When You Exceed America's Unwritten 2-Kid Rule

The world is set up for four-person families.

Two parents. Two kids.

Look around. If you're at work, the majority of your coworkers stopped after two. If you're at home, the neighbors also said "we good" after the second kid.

And I get it.

Tables in restaurants are often set for four. SUVs, the most popular vehicle type in the U.S., seat four comfortably. Four bedroom houses make it so each kid gets their own room with one primary and an office. Perfect.

Now imagine having three kids. Booth, please. Trading in the Jeep for a mini van. Someday a new house — if you can afford one after sending three through the daycare system at $14,000 per year.

Which is why making the decision to go from two to three wasn't one we took lightly. My husband and I talked about what it meant. And we decided to expand our family all the same. Happily. Joyfully.

And yet, our very personal decision is being questioned by nearly everyone we tell. We are made to feel crazy by outsiders who have absolutely zero stake in our family.

When I told my coworkers, I got: "Oh my god. Another one?" and my VP just used his hand to tick off three — implying my kids have multiplied too quickly under his leadership. I figured that response had more to do with what my pregnancy meant for them — my being gone for 12 weeks on FMLA.

But that wasn't the case. Because my husband who gets just 2 weeks off received similar sentiment. Sure, there were a few congrats, but the comment that stuck out most was, "you know how babies are made, right?"

Like we're idiots.

It shockingly doesn't stop there. My personal favorite was from a neighbor: "Oh, was this an accident?"

It wasn't. But I guess if you ever have three, we'll know yours was.

People love to project their own beliefs onto others. But even more than that, we're all products of this society. A society that likes things a very specific way:

Man. Woman. Married. Two kids — ideally a boy and a girl. Dog.

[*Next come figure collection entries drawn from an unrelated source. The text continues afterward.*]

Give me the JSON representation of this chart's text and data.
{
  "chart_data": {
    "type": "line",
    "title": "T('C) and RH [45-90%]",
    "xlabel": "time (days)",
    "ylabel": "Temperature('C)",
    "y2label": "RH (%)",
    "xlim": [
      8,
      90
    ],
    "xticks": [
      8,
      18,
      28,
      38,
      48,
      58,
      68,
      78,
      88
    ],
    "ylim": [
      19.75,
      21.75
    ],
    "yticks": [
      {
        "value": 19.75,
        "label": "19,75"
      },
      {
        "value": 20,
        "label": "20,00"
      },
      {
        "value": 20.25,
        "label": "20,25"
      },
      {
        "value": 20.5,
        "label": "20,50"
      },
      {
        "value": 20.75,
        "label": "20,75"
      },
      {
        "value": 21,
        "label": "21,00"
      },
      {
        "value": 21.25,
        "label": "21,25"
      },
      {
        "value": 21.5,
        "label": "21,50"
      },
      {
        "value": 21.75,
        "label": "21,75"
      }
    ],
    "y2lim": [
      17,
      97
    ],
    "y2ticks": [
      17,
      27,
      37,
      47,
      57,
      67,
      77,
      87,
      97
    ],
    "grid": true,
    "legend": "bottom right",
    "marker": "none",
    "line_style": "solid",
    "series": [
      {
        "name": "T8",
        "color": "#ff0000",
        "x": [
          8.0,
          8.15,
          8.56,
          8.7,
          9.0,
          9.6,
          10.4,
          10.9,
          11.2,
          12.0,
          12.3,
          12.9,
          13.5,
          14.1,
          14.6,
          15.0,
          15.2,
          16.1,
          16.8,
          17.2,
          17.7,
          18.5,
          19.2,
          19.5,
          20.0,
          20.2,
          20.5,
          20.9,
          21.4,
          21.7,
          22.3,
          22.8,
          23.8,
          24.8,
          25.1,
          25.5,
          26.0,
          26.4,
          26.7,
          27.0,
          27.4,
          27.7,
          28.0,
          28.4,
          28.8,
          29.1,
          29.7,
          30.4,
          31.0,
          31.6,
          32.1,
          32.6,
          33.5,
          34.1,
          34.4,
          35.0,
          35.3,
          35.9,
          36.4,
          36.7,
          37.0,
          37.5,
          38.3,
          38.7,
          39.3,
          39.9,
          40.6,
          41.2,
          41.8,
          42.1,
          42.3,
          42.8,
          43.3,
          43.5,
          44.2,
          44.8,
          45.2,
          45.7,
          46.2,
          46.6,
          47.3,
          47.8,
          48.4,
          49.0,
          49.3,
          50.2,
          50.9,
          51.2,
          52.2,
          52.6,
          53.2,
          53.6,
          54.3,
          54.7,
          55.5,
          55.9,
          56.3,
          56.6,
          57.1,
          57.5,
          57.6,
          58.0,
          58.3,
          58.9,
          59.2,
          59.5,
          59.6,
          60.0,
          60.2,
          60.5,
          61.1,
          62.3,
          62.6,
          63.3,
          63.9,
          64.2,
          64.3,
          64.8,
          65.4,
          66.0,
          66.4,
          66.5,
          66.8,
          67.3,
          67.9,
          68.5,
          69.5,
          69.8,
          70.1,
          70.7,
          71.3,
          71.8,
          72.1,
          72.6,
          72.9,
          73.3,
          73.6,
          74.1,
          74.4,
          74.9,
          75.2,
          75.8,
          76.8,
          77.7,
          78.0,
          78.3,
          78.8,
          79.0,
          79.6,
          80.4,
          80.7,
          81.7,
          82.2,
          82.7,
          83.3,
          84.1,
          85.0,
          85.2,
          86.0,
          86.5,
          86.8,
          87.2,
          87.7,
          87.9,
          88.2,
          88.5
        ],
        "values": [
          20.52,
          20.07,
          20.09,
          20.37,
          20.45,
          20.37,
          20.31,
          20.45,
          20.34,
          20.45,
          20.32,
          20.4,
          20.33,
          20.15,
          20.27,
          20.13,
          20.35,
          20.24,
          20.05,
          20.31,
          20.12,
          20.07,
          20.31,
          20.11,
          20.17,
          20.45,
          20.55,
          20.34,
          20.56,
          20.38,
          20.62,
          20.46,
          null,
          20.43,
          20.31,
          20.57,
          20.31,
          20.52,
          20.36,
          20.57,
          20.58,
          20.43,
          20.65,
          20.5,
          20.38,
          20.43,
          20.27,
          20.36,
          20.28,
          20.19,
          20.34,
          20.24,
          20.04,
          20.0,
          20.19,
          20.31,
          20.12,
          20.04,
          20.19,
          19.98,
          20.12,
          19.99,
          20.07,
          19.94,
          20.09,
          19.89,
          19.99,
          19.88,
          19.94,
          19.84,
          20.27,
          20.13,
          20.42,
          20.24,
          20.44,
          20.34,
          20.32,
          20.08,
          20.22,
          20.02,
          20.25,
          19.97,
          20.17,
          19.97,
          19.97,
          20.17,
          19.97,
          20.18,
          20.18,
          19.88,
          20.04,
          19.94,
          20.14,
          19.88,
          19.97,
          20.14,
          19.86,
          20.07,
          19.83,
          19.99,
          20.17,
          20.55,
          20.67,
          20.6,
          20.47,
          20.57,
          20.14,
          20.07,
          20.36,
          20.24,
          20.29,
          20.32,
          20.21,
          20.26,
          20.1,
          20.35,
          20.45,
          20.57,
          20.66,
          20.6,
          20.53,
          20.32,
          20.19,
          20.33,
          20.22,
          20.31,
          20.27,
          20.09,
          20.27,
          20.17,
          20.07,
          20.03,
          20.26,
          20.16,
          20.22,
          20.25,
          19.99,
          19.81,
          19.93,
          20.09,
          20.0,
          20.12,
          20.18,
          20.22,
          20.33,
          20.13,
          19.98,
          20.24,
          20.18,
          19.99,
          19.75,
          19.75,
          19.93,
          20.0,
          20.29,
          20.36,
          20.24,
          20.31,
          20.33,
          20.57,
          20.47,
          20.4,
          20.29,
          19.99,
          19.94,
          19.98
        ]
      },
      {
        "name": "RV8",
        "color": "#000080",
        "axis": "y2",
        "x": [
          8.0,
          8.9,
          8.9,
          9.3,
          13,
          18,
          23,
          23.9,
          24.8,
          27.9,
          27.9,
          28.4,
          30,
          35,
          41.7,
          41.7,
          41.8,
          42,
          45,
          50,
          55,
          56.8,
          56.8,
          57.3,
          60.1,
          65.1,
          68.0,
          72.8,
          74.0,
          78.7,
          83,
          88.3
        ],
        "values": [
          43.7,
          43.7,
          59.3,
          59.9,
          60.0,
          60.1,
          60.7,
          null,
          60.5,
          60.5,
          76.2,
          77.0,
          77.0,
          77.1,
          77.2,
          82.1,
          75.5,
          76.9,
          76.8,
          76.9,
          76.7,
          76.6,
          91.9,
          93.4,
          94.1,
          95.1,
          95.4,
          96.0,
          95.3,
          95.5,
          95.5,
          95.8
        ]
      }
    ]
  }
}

White picket fence.

When you challenge that, you get challenged.

I thought disrupting the status quo would be exciting and unexpected.

For us, it is.

For others, it remains clear that it's much easier to remain comfortable. Be predictable. Stay within the very clear lines of what's acceptable.

So while their judgment is not welcomed, I know it’s just noise from an outdated, passed-down standard of living.

So instead I'll focus on the people who didn't make my news about themselves. My boss was lovely and didn't mention once how having a baby will impact his work load. Just said, "This is what life's all about!"

I got a celebratory hug from one coworker and a "Congrats! Three is the perfect number!" from another.

So if you ever find yourself on the receiving end of news that doesn't directly affect you, but you don't completely understand, that's OK. Just smile and move on knowing you've got more money in your pocket for having stopped at America’s two-kid standard.